Part of me wonders if her rush towards reconciliation serves as a bit of a veneer right now, ego-instinct, stressed nearly to its breaking point. She might also ultimately be happier if the marriage ended, and might acknowledge this on some level that she's trying not to explore. She could be burying those thoughts because of fear, pain and shame. After all, in the past, she was miserable, but didn't leave me; she cheated instead. Now, is it easier for her to express remorse and pledge devotion while watching me stumble through ending the marriage and shouldering the inevitable guilt? I don't want to hurt her. I want what's best for the kids, for me, and for her. I just don't know what that is.

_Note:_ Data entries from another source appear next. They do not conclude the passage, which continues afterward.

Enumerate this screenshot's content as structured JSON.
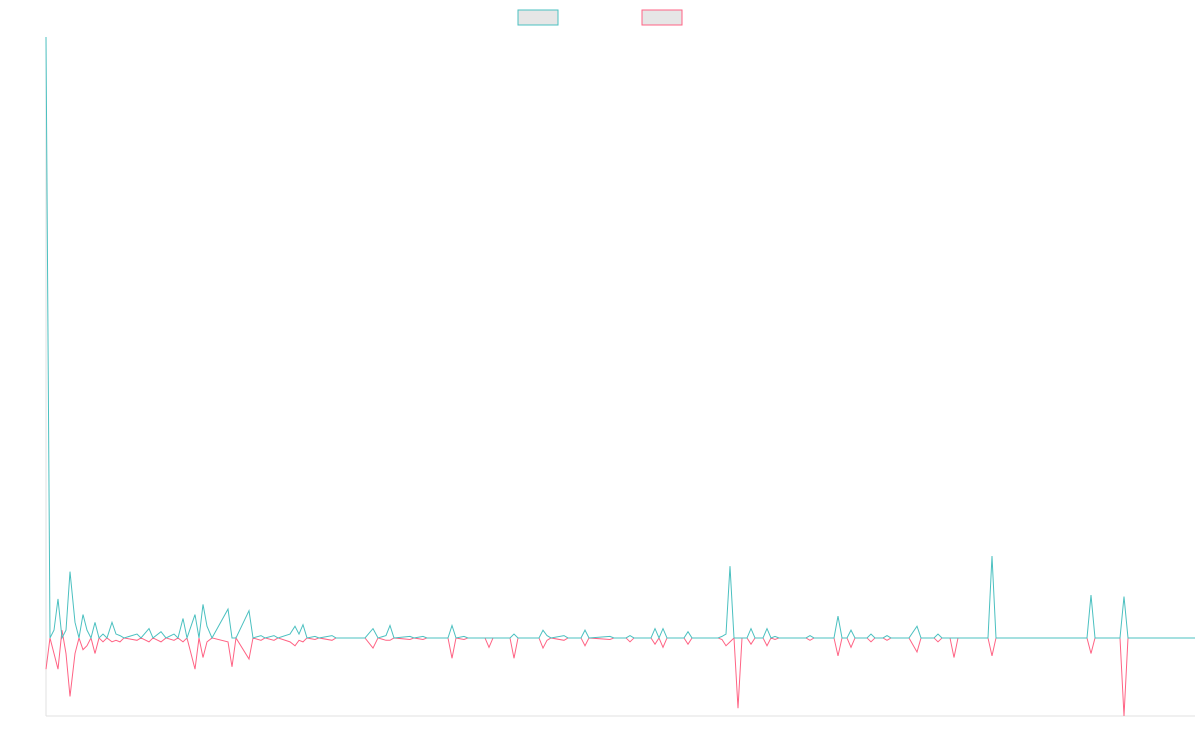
{
  "chart_data": {
    "type": "line",
    "x": [
      0,
      4,
      8,
      12,
      16,
      20,
      24,
      29,
      33,
      37,
      41,
      45,
      49,
      53,
      57,
      61,
      66,
      70,
      74,
      78,
      91,
      95,
      103,
      107,
      115,
      120,
      128,
      132,
      137,
      141,
      149,
      153,
      157,
      161,
      166,
      182,
      186,
      190,
      203,
      207,
      215,
      219,
      228,
      232,
      244,
      249,
      253,
      257,
      261,
      269,
      273,
      286,
      290,
      319,
      327,
      332,
      340,
      344,
      348,
      364,
      368,
      377,
      381,
      402,
      406,
      410,
      418,
      422,
      439,
      443,
      447,
      464,
      468,
      472,
      493,
      497,
      501,
      505,
      518,
      522,
      535,
      539,
      543,
      564,
      568,
      580,
      584,
      588,
      605,
      609,
      613,
      617,
      621,
      638,
      642,
      646,
      672,
      676,
      680,
      684,
      688,
      692,
      696,
      701,
      705,
      709,
      717,
      721,
      725,
      729,
      733,
      760,
      764,
      768,
      788,
      792,
      796,
      801,
      805,
      809,
      821,
      825,
      829,
      837,
      841,
      845,
      863,
      871,
      875,
      888,
      892,
      896,
      904,
      908,
      912,
      942,
      946,
      950,
      1041,
      1045,
      1049,
      1074,
      1078,
      1082,
      1149
    ],
    "series": [
      {
        "color": "#4bc0c0",
        "values": [
          77,
          0,
          1,
          5,
          0,
          1,
          8.5,
          2,
          0,
          3,
          1,
          0,
          2,
          0,
          0.5,
          0,
          2,
          0.5,
          0.3,
          0,
          0.5,
          0,
          1.2,
          0,
          0.8,
          0,
          0.5,
          0,
          2.5,
          0,
          3,
          0,
          4.3,
          1.5,
          0,
          3.7,
          0,
          0,
          3.5,
          0,
          0.3,
          0,
          0.3,
          0,
          0.5,
          1.5,
          0.5,
          1.7,
          0,
          0.2,
          0,
          0.3,
          0,
          0,
          1.2,
          0,
          0.3,
          1.6,
          0,
          0.2,
          0,
          0.2,
          0,
          0,
          1.6,
          0,
          0.2,
          0,
          0,
          0,
          0,
          0,
          0.5,
          0,
          0,
          1,
          0.3,
          0,
          0.3,
          0,
          0,
          1,
          0,
          0.2,
          0,
          0,
          0.3,
          0,
          0,
          1.2,
          0,
          1.2,
          0,
          0,
          0.8,
          0,
          0,
          0.2,
          0.5,
          9.2,
          0,
          0,
          0,
          0,
          1.2,
          0,
          0,
          1.2,
          0,
          0.2,
          0,
          0,
          0.3,
          0,
          0,
          2.8,
          0,
          0,
          1,
          0,
          0,
          0.5,
          0,
          0,
          0.3,
          0,
          0,
          1.5,
          0,
          0,
          0.5,
          0,
          0,
          0,
          0,
          0,
          10.5,
          0,
          0,
          5.5,
          0,
          0,
          5.3,
          0,
          0
        ]
      },
      {
        "color": "#ff6384",
        "values": [
          -4,
          0,
          -2,
          -4,
          1,
          -2,
          -7.5,
          -2,
          0,
          -1.5,
          -1,
          0,
          -2,
          0,
          -0.5,
          0,
          -0.5,
          -0.3,
          -0.5,
          0,
          -0.3,
          0,
          -0.5,
          0,
          -0.5,
          0,
          -0.3,
          0,
          -0.5,
          0,
          -4,
          0,
          -2.5,
          -0.5,
          0,
          -0.5,
          -3.7,
          0,
          -2.7,
          0,
          -0.3,
          0,
          -0.3,
          0,
          -0.5,
          -1,
          -0.3,
          -0.5,
          0,
          -0.2,
          0,
          -0.3,
          0,
          0,
          -1.3,
          0,
          -0.3,
          -0.3,
          0,
          -0.2,
          0,
          -0.2,
          0,
          0,
          -2.6,
          0,
          -0.2,
          0,
          0,
          -1.2,
          0,
          0,
          -2.6,
          0,
          0,
          -1.3,
          -0.3,
          0,
          -0.3,
          0,
          0,
          -1,
          0,
          -0.2,
          0,
          0,
          -0.5,
          0,
          0,
          -0.8,
          0,
          -1.2,
          0,
          0,
          -0.8,
          0,
          0,
          -0.2,
          -1,
          -0.5,
          0,
          -9,
          0,
          0,
          -0.8,
          0,
          0,
          -1,
          0,
          -0.2,
          0,
          0,
          -0.3,
          0,
          0,
          -2.3,
          0,
          0,
          -1.2,
          0,
          0,
          -0.5,
          0,
          0,
          -0.3,
          0,
          0,
          -1.8,
          0,
          0,
          -0.5,
          0,
          0,
          -2.5,
          0,
          0,
          -2.3,
          0,
          0,
          -2,
          0,
          0,
          -10,
          0,
          0
        ]
      }
    ],
    "xlim": [
      0,
      1149
    ],
    "ylim": [
      -10,
      77
    ]
  }
}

After 4.5 years of fairly impressive lies, then deleting the trail of messages I found, and then eight weeks of significant blaming for her affair, her "shape up or ship out" ultimatum makes me feel like I'm living in some bizarro carnival world.
At two months post D-day of an affair of this scale, is it unreasonable to be firmly and intentionally "on the fence" between R & D? And has anyone had any experience with physical distance/separation for therapeutic purposes? I don't see that topic come up much on here.